“Each person bears a fear which is special to him. One man fears a close space and another man fears drowning; each laughs at the other and calls him stupid. Thus fear is only a preference, to be counted the same as the preference for one woman or another, or mutton for pig, or cabbage for onion.” Michael Crichton, the best selling science fiction author wrote in his gripping novel “Eaters of the Dead”.
Heart thumping frantically, blood rushing like a poisoned torrent in the veins, hands and feet going numb and the mind paralyzed, fear causes forceful reactions in the best of us. In fact, it is so powerful and efficient that it has been successfully used as a tool of control by religions, parents, schools, prisons and anyone who wants another to obey.
However, the best decisions, the true decisions and the noble decisions are best made in the absence of fear, and in the presence of truth, justice and love. But fear is always lurking around the corner, waiting to jump in and startle the best of us. How do we ensure that our actions and decisions are not made in its wake?
Shapes of fear by Maynard Dixon
One person who was threatened tremendously by fear but managed to triumph over it, was James Bond Stockdale, a much cooler real life hero than his fictional namesake the British Secret Service agent. He was a United States Navy Vice Admiral who served in the Vietnam War and was captured and held as a Prison of War in the Hoa Lo Prison for seven and a half years, four out of which were spent in solitary confinement. Stockdale was routinely tortured and beaten up. When his captors wanted to use him for propaganda, he slit his scalp and wrists and beat his face up to disfigure himself so that they could not do that. When he was released, his shoulders had been wrenched from their sockets, his leg shattered and back broken by torture, but he was unbroken and whole as a man.
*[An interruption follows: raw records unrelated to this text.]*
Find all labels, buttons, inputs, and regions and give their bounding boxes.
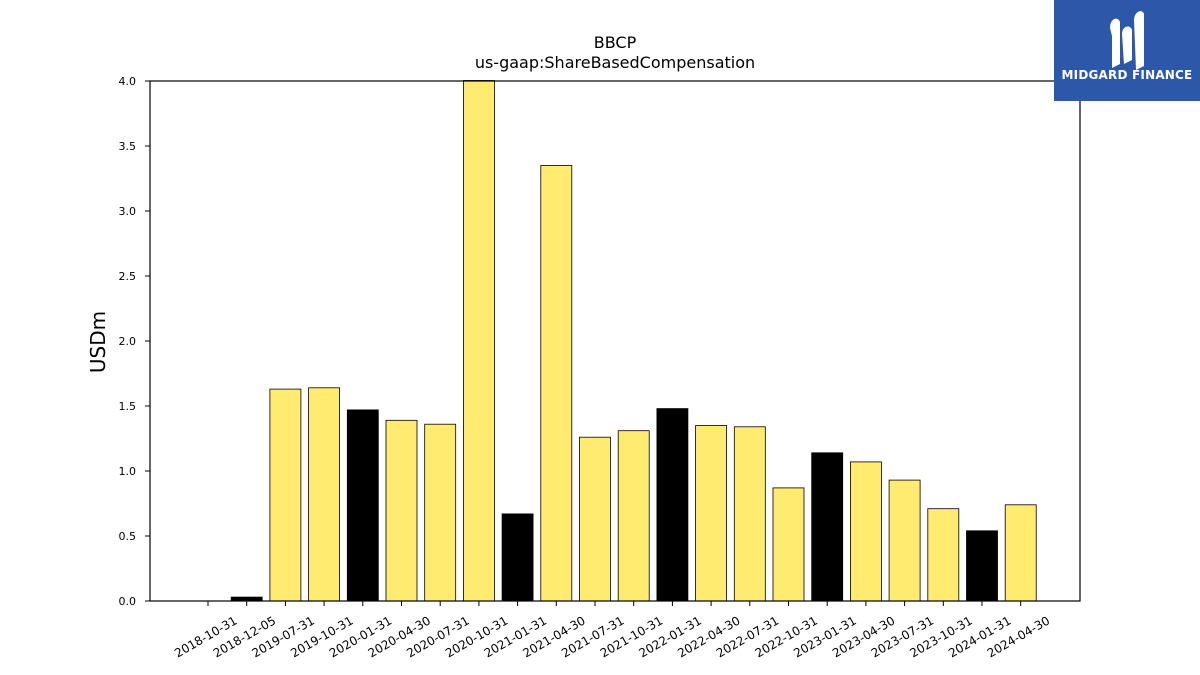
- logo-text: MIDGARD FINANCE: [1061, 68, 1193, 82]
- y-axis-ticks: 0.0 0.5 1.0 1.5 2.0 2.5 3.0 3.5 4.0: [119, 75, 150, 608]
- chart-subtitle: us-gaap:ShareBasedCompensation: [475, 53, 755, 72]
- y-tick-label: 0.0: [119, 595, 137, 608]
- bar: [850, 461, 882, 602]
- y-tick-label: 2.0: [119, 335, 137, 348]
- bar: [1004, 504, 1037, 602]
- bar: [888, 479, 921, 602]
- x-axis-ticks: 2018-10-312018-12-052019-07-312019-10-31…: [172, 601, 1052, 660]
- bar: [308, 387, 341, 602]
- bar: [579, 436, 611, 602]
- bar: [966, 530, 998, 602]
- bar: [385, 419, 418, 602]
- y-tick-label: 3.0: [119, 205, 137, 218]
- bar: [695, 425, 727, 602]
- bar: [811, 452, 844, 602]
- plot-frame: [149, 80, 1081, 602]
- chart-title: BBCP: [594, 33, 637, 52]
- midgard-finance-logo: MIDGARD FINANCE: [1054, 0, 1200, 101]
- bar: [462, 80, 495, 602]
- bar: [927, 508, 960, 602]
- bars-group: [230, 80, 1037, 602]
- bar: [540, 165, 573, 602]
- bar: [772, 487, 805, 602]
- midgard-logo-icon: [1110, 11, 1144, 70]
- bar: [269, 388, 302, 602]
- y-tick-label: 1.0: [119, 465, 137, 478]
- bar: [617, 430, 650, 602]
- y-tick-label: 3.5: [119, 140, 137, 153]
- y-tick-label: 4.0: [119, 75, 137, 88]
- bar: [501, 513, 534, 602]
- bar: [733, 426, 766, 602]
- y-tick-label: 2.5: [119, 270, 137, 283]
- y-axis-label: USDm: [86, 311, 110, 373]
- y-tick-label: 1.5: [119, 400, 137, 413]
- bar: [424, 423, 457, 602]
- bar: [656, 408, 689, 602]
- y-tick-label: 0.5: [119, 530, 137, 543]
- bar: [346, 409, 379, 602]
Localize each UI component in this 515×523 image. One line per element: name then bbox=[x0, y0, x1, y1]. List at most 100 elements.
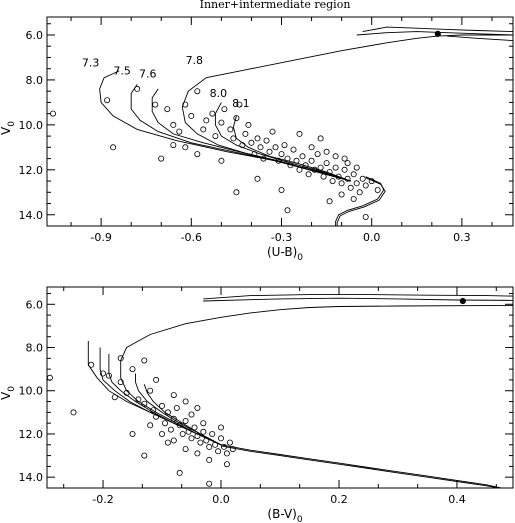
y-tick-label: 14.0 bbox=[19, 471, 44, 484]
star-point bbox=[338, 191, 345, 198]
star-point bbox=[350, 195, 357, 202]
isochrone-line bbox=[220, 444, 502, 488]
isochrone-line bbox=[108, 354, 222, 446]
x-axis-label: (U-B)0 bbox=[267, 245, 303, 263]
star-point bbox=[341, 166, 348, 173]
star-point bbox=[236, 101, 243, 108]
star-point bbox=[111, 394, 118, 401]
star-point bbox=[320, 173, 327, 180]
star-point bbox=[226, 439, 233, 446]
star-point bbox=[287, 162, 294, 169]
star-point bbox=[296, 166, 303, 173]
star-point bbox=[158, 155, 165, 162]
star-point bbox=[209, 110, 216, 117]
star-point bbox=[218, 157, 225, 164]
star-point bbox=[206, 456, 213, 463]
star-point bbox=[170, 121, 177, 128]
isochrone-line bbox=[232, 115, 351, 182]
plot-frame bbox=[46, 16, 514, 227]
isochrone-line bbox=[356, 31, 513, 36]
filled-star-point bbox=[459, 297, 466, 305]
star-point bbox=[164, 409, 171, 416]
y-axis-label-main: V bbox=[0, 126, 13, 135]
star-point bbox=[332, 153, 339, 160]
star-point bbox=[203, 437, 210, 444]
star-point bbox=[104, 97, 111, 104]
isochrone-line bbox=[214, 102, 351, 182]
star-point bbox=[281, 142, 288, 149]
star-point bbox=[197, 439, 204, 446]
star-point bbox=[353, 164, 360, 171]
star-point bbox=[293, 157, 300, 164]
star-point bbox=[248, 139, 255, 146]
star-point bbox=[326, 198, 333, 205]
y-tick-label: 12.0 bbox=[19, 428, 44, 441]
plot-area bbox=[50, 26, 513, 226]
star-point bbox=[176, 422, 183, 429]
isochrone-line bbox=[87, 341, 222, 446]
star-point bbox=[302, 162, 309, 169]
star-point bbox=[117, 379, 124, 386]
star-point bbox=[350, 171, 357, 178]
plot-frame bbox=[46, 286, 514, 489]
star-point bbox=[239, 142, 246, 149]
star-point bbox=[305, 171, 312, 178]
star-point bbox=[356, 189, 363, 196]
star-point bbox=[368, 178, 375, 185]
star-point bbox=[290, 146, 297, 153]
star-point bbox=[338, 180, 345, 187]
star-point bbox=[329, 178, 336, 185]
star-point bbox=[194, 404, 201, 411]
filled-star-point bbox=[434, 30, 441, 37]
isochrone-line bbox=[362, 26, 513, 33]
star-point bbox=[110, 144, 117, 151]
star-point bbox=[299, 153, 306, 160]
x-tick-label: 0.4 bbox=[448, 493, 466, 506]
star-point bbox=[176, 469, 183, 476]
isochrone-age-label: 8.0 bbox=[210, 87, 228, 100]
star-point bbox=[217, 435, 224, 442]
star-point bbox=[215, 448, 222, 455]
star-point bbox=[335, 173, 342, 180]
star-point bbox=[70, 409, 77, 416]
star-point bbox=[314, 151, 321, 158]
y-axis-label-subscript: 0 bbox=[7, 386, 17, 392]
star-point bbox=[150, 407, 157, 414]
star-point bbox=[141, 452, 148, 459]
star-point bbox=[50, 110, 57, 117]
isochrone-age-label: 7.6 bbox=[139, 68, 157, 81]
x-tick-label: 0.3 bbox=[453, 231, 471, 244]
star-point bbox=[153, 376, 160, 383]
y-tick-label: 6.0 bbox=[26, 298, 44, 311]
star-point bbox=[188, 435, 195, 442]
x-tick-label: 0.0 bbox=[212, 493, 230, 506]
x-axis-label-main: (U-B) bbox=[267, 245, 297, 259]
isochrone-age-label: 7.5 bbox=[113, 64, 131, 77]
star-point bbox=[167, 426, 174, 433]
star-point bbox=[203, 117, 210, 124]
x-axis-label-main: (B-V) bbox=[267, 507, 296, 521]
star-point bbox=[194, 151, 201, 158]
star-point bbox=[88, 361, 95, 368]
x-axis-label-subscript: 0 bbox=[297, 515, 303, 523]
y-axis-label: V0 bbox=[0, 121, 17, 135]
star-point bbox=[141, 400, 148, 407]
x-axis-label: (B-V)0 bbox=[267, 507, 302, 523]
star-point bbox=[223, 450, 230, 457]
star-point bbox=[123, 389, 130, 396]
star-point bbox=[308, 144, 315, 151]
star-point bbox=[179, 430, 186, 437]
star-point bbox=[311, 166, 318, 173]
star-point bbox=[266, 148, 273, 155]
star-point bbox=[233, 115, 240, 122]
star-point bbox=[129, 366, 136, 373]
isochrone-line bbox=[120, 304, 513, 446]
plot-area bbox=[47, 294, 513, 488]
star-point bbox=[164, 439, 171, 446]
isochrone-line bbox=[336, 177, 386, 226]
star-point bbox=[220, 443, 227, 450]
y-axis-label-subscript: 0 bbox=[7, 121, 17, 127]
x-tick-label: -0.6 bbox=[181, 231, 202, 244]
star-point bbox=[164, 106, 171, 113]
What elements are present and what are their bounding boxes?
He faced the furnace in the prison not only without giving away any State secrets, but also led the resistance activities of his fellow prisoners. So how did he manage this superhuman feat?
James Bond Stockdale from wikipedia.org
He writes in a paper published in the “Center for the Study of Professional Military Ethics”, “I had learnt that fear and guilt are the real pincers that break men’s wills. I would chant under my breath as I was marched to interrogation, knowing that I must refuse to comply, and take the ropes: “Your eyes must show no fear; they must show no guilt…Their threats had no meaning unless you felt fear“
He further adds on how to conquer this debilitating and monstrous emotion, “..Fear is not something that danger forces on you. When you find yourself afraid, it’s time you realized that you decided, wanted, willed that you fear…Refuse to want to fear..”
“If you want to protect yourself from “fear and guilt” – and those are the crucial pincers, the real long term destroyers of will – you have to get rid of all your instincts to compromise, to meet people halfway. You have to learn to stand aloof, never give openings for deals, never level with your adversaries.”